-
Sylwia - cz.1 - Internetowa znajomość
Data: 27.10.2019, Autor: Iwinii, Źródło: Lol24
... Rozumiem. - Poczułam jak się czerwienię. Pewnie wyglądam jak przesadnie umalowana 12-latka pragnąca bycia "fajnym". Marcin był taki opanowany i przystojny. Zupełne przeciwieństwo moich oczekiwań. Nie powstrzymałam się i rozmarzona pocałowałam go. Na początku zdziwiony nie odwzajemnił pocałunku lecz po chwili podniósł mnie do góry i z ustami przy moich położył mnie na plaży. Guzik po guziku rozpinał moją koszulę. - Chcesz to zrobić tutaj? Ktoś nas przyłapie. - Stwierdziłam dbając o każdy szczegół. - Dłużej nie wytrzymam. W parę sekund pozbył się naszych ubrań. Zaczął powoli całować moje skronie, policzki i usta. Wędrował niżej. Przy obojczykach zadrżałam, a gdy przygryzł mojego sutka - poczułam jak robię się mokra. Westchnęłam. Jego wargi były na moim pępku i nad łachteczką, drażniąc się ze mną - nie dotkną jej. Wiłam się z rozkoszy. - Jezu, błagam pocałuj mnie tam. - Nie "jezu", a "Marcin". - Marcin... Proszę... Proszę zrób to... Zaśmiał się i rozchylił moje uda. Trącił nosem sedno mojego skarbu sprawiając, że tworzyła soczki jeszcze szybciej. - Jeszcze... Błagam... Niestety, on obcałował moje nogi, a wracając na górę zatrzymał twarz przy mojej szparce. - Dotknąć cię tam? - Tak!!! Zrób to!!! Marcin nie zrobił nic. Traciłam kontrolę nad zmysłami. Niedokończona zabawa i nieposkromiona żądza pieszczot była aż bolesna. Nagle zamiast języka poczułam w sobie jego giganta. Zrobił to tak szybko, że czułam jakby rozrywał moją ...

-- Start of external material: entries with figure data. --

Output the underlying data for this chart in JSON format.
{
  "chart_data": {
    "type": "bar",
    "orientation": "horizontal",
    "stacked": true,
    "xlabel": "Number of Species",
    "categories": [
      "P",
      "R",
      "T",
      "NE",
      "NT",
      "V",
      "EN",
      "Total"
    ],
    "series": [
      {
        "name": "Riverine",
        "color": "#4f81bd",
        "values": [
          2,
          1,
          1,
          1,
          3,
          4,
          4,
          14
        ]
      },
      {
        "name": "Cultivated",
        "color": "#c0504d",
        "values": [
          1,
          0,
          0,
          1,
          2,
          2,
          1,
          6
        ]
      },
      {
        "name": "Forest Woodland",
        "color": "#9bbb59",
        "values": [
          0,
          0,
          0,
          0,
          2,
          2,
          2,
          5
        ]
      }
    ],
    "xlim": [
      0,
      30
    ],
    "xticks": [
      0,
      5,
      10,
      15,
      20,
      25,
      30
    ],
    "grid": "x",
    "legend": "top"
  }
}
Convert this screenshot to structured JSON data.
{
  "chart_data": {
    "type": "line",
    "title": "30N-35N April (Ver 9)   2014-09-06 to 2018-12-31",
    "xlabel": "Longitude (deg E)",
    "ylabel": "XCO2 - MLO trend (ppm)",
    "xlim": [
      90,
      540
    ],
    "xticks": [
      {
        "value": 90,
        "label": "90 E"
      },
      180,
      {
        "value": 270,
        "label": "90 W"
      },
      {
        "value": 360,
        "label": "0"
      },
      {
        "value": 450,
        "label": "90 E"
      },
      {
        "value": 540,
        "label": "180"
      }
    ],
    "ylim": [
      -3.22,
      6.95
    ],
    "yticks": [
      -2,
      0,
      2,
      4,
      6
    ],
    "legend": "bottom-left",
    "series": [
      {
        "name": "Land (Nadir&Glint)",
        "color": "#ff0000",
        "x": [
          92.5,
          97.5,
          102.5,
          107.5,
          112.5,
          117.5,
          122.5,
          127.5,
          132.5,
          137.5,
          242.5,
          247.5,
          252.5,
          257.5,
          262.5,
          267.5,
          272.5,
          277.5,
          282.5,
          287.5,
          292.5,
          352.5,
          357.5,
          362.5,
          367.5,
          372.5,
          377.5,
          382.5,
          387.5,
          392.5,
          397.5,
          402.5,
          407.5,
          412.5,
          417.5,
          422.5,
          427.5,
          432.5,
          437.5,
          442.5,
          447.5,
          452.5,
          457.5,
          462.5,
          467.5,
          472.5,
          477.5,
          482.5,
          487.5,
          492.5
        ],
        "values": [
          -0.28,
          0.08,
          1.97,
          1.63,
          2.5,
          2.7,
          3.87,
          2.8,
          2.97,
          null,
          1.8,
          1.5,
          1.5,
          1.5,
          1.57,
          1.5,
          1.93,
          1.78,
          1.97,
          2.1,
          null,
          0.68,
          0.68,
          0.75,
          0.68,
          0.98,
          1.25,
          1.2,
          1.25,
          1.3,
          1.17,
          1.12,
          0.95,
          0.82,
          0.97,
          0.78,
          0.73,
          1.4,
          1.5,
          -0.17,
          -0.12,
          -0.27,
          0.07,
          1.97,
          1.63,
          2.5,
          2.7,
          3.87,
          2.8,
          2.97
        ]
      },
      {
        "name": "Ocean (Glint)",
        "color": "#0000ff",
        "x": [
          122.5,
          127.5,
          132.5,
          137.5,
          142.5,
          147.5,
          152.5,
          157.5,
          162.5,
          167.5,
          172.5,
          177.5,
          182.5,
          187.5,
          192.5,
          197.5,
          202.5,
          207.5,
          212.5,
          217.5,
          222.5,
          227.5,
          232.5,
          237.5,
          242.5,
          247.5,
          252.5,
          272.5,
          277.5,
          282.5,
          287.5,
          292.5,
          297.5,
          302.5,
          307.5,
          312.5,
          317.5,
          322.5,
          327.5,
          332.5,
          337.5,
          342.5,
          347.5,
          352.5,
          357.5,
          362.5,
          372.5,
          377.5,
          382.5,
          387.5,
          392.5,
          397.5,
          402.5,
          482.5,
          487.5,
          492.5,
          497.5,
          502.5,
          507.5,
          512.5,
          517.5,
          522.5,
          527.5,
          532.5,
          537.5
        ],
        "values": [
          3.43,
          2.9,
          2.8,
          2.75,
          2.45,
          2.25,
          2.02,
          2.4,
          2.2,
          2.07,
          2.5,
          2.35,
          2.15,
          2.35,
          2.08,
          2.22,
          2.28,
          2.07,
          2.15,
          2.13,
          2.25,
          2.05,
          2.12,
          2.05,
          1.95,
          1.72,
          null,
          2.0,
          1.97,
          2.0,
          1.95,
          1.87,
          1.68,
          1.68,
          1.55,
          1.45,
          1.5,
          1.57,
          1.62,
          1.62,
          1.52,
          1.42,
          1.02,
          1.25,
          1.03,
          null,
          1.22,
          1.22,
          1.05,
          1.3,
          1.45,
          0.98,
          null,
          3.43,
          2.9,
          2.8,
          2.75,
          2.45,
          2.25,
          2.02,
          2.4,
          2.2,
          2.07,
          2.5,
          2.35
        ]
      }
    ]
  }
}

... szparkę. - O kurwa, tak!!! - Krzyknął napierając jeszcze mocniej. Gdy był głęboko w granicach możliwości-zwolnił. Zaczął całować moją szyję ruszając biodrami w górę i w dół, a ja jęczałam rozchylając uda najmocniej jak umiem. Był to seks idealny, pełen rozkoszy i miłości. Nie umiałabym wyobrazić sobie tej chwili lepiej. Czułam jak jego kutas ociera się o moje ścianki, jak po prostu we mnie był, jak przesuwał się doprowadzając mnie do stanu błogiego. Po chwili Marcin powiedział: - Sylwia, jesteś cudowna. - Ty też. Dziękuję za to wszystko co mi dałeś. - Mam ochotę porządnie cię wypieprzyć. - Powiedział niespodziewanie groźnym tonem. Poczułam narastające podniecenie. - Zrób to. Postawił mnie na nogi. Złapał mocno za nadgarstek i pociągnął na parking do swojego bmw. Kazał mi czekać na zewnątrz, a sam wszedł do auta i wyciągnął ze schowka wazelinę. - Oprzyj się na brzuchu, na masce i wypnij najbardziej jak umiesz. - Rozkazał gdy wysiadł z samochodu. Zrobiłam, co chciał. Zanurzył dwa palce w wazelinie, a potem w mojej tylnej dziurce, którą dokładnie wysmarował. - Może zaboleć. - Chcę tego. Poczułam jak wciska penisa w otwór. Wchodząc we mnie moje ścianki zaciskały się na nim. Bolało w cholerę. - O kurwa, Marcin, nie wytrzymam. - Ale to dopiero główka... - Marciiiiin.... Aaa.. - Dasz radę, już zaraz... Obydwoje jęczeliśmy aż nagle wszystko się rozluźniło. Zalała mnie fala rozkoszy. Marcin zaczął ruchać mnie coraz szybciej. - O ...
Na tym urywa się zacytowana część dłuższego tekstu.